La présente plainte n'est pas exactement conforme aux faits qui composaient le scénario dans l'affaire Shakes ou l'affaire Israeli. Dans le cas de M. Morris, le problème réside non pas dans le fait qu'il n'a pas été embauché, mais plutôt dans le fait qu'il n'a pas été promu. De plus, les promotions n'étaient pas le résultat d'une évaluation individuelle; elles étaient plutôt accordées en fonction d'une liste de promotions au mérite constituée annuellement en appliquant une procédure relativement complexe. Néanmoins, il existe certaines similitudes, particulièrement par rapport aux circonstances de l'affaire Shakes; en effet, bien que M. Morris n'ait pas été promu, les faits révèlent que, dans chacune des années de la période en cause, au moins un adjudant du RCR a été promu au grade d'adjudant-maître, et qu'en 1993, au moins 16 adjudants ont obtenu une telle promotion.
Il n'est pas nécessaire de déterminer si ces adjudants étaient, en fait, compétents ou peut-être du même âge que M. Morris pour établir une preuve prima facie. Comme le tribunal l'a souligné dans l'affaire Chander c. Ministère de la Santé nationale et du Bien-être social, une preuve prima facie a été établie si la preuve démontre que la discrimination est un élément qui a joué dans le refus d'offrir un emploi au plaignant, peu importe les compétences et caractéristiques de l'autre candidat, auquel cas il appartient à l'intimé de fournir une explication.
[24] Cependant, je ne suis pas persuadée que le Tribunal a eu raison d'adopter la description donnée dans l'affaire Chander pour une preuve prima facie (ou commencement de preuve). Dans l'affaire Chander, le Tribunal devait arriver à une conclusion sans égard aux compétences d'autres candidats qui avaient été promus, parce qu'il n'y avait pas d'autres candidats.

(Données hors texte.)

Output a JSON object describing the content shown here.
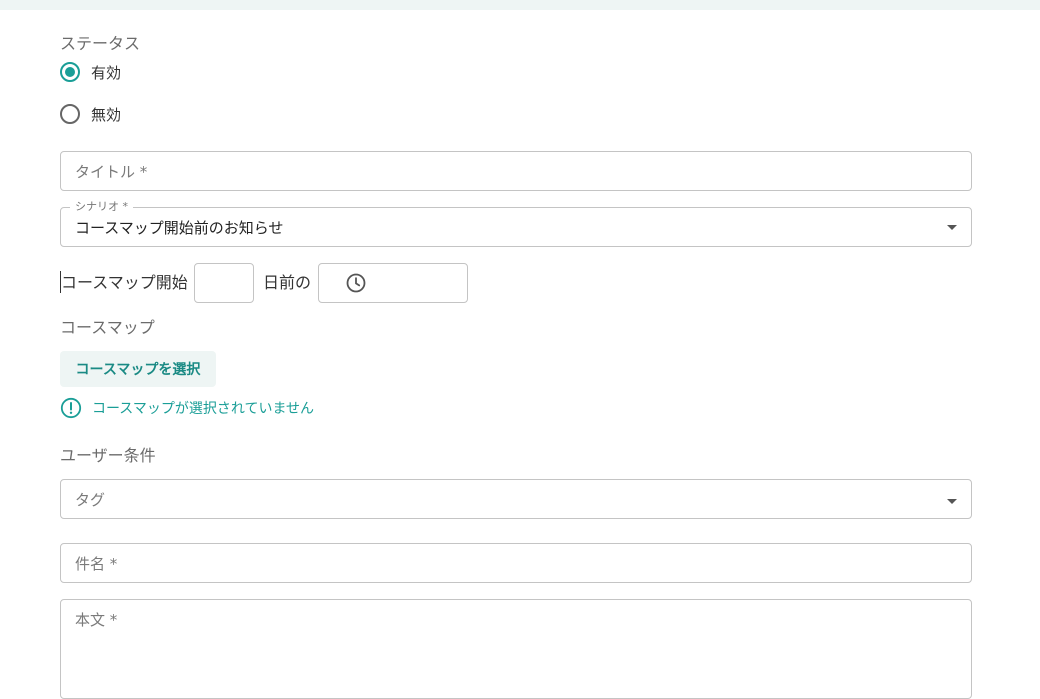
{
  "status": {
    "label": "ステータス",
    "options": [
      {
        "label": "有効",
        "selected": true
      },
      {
        "label": "無効",
        "selected": false
      }
    ]
  },
  "title_field": {
    "placeholder": "タイトル *"
  },
  "scenario_field": {
    "label": "シナリオ *",
    "value": "コースマップ開始前のお知らせ"
  },
  "schedule": {
    "prefix": "コースマップ開始",
    "days_value": "",
    "middle": "日前の",
    "time_value": ""
  },
  "coursemap": {
    "label": "コースマップ",
    "select_button": "コースマップを選択",
    "warning": "コースマップが選択されていません"
  },
  "user_conditions": {
    "label": "ユーザー条件",
    "tag_placeholder": "タグ"
  },
  "subject_field": {
    "placeholder": "件名 *"
  },
  "body_field": {
    "placeholder": "本文 *"
  },
  "colors": {
    "accent": "#1a9e97",
    "accent_bg": "#eef5f4",
    "border": "#c4c4c4"
  },
  "icons": {
    "time": "clock-icon",
    "warning": "exclamation-circle-icon",
    "dropdown": "caret-down-icon"
  }
}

[25] Au contraire, dans la présente affaire, d'autres candidats ont été promus et leurs compétences pouvaient être comparées à celles du plaignant (la « preuve comparative » ). Par conséquent, je suis d'avis qu'une preuve comparative était nécessaire pour établir un commencement de preuve de discrimination selon l'alinéa 7b) de la Loi.

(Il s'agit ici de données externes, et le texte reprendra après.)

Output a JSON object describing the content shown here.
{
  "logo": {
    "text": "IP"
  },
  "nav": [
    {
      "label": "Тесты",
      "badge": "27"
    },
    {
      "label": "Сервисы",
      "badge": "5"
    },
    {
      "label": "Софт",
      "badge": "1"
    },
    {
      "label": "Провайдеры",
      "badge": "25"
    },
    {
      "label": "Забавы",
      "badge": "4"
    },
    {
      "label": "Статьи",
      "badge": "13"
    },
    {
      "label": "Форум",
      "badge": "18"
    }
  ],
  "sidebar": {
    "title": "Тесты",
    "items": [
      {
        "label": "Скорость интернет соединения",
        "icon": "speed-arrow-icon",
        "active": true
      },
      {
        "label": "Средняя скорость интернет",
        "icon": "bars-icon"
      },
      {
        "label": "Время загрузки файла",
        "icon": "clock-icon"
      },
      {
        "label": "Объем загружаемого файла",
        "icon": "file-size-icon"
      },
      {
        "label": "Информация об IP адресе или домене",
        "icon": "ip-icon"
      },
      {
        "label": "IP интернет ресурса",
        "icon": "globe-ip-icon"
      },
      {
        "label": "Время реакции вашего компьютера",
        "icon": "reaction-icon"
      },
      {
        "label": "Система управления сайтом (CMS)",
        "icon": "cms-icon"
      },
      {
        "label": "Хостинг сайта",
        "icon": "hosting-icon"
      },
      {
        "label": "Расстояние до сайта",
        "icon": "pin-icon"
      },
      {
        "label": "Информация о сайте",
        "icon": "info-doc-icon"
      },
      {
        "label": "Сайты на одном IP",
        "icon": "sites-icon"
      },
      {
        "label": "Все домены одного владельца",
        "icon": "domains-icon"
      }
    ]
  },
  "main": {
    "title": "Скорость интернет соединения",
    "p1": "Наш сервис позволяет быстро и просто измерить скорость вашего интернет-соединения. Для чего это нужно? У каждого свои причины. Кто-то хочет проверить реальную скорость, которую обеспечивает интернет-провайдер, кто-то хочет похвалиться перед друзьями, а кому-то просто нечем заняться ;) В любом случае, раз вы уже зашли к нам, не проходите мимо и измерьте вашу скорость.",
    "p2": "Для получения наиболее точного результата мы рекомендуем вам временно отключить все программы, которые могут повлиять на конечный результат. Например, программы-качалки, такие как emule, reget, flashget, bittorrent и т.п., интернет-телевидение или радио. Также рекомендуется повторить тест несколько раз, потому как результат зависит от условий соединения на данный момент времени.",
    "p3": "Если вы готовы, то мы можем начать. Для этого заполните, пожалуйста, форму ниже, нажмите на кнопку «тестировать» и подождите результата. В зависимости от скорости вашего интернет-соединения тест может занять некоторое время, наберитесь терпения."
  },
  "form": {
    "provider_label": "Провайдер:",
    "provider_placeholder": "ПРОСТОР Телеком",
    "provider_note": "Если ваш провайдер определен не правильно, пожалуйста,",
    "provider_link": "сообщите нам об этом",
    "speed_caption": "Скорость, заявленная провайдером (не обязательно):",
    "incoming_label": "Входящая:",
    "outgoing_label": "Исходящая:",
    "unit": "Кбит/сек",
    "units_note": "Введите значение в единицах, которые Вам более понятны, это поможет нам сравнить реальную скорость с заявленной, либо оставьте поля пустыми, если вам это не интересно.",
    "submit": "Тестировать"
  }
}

b) Le caractère suffisant de la preuve
[26] Il faut ensuite se demander si le Tribunal a commis une erreur parce que (outre le problème causé par l'absence d'une preuve comparative) les autres preuves étaient insuffisantes et ne permettaient donc pas de dire que les membres du Conseil national de promotion au mérite avaient utilisé l'âge comme l'un des critères d'évaluation du potentiel du plaignant. Les FAC relèvent que l'unique preuve d'un acte discriminatoire rattaché au plaignant était le témoignage de l'adjudant-chef Ginn, qui n'avait aucun rôle à l'époque pertinente dans l'évaluation des candidats en vue d'une promotion. Les FAC disent que le Tribunal n'avait devant lui aucune preuve montrant que l'un quelconque des membres du Conseil national de promotion au mérite s'était servi du critère de l'âge pour évaluer le potentiel d'un candidat, sans parler de celui du plaignant.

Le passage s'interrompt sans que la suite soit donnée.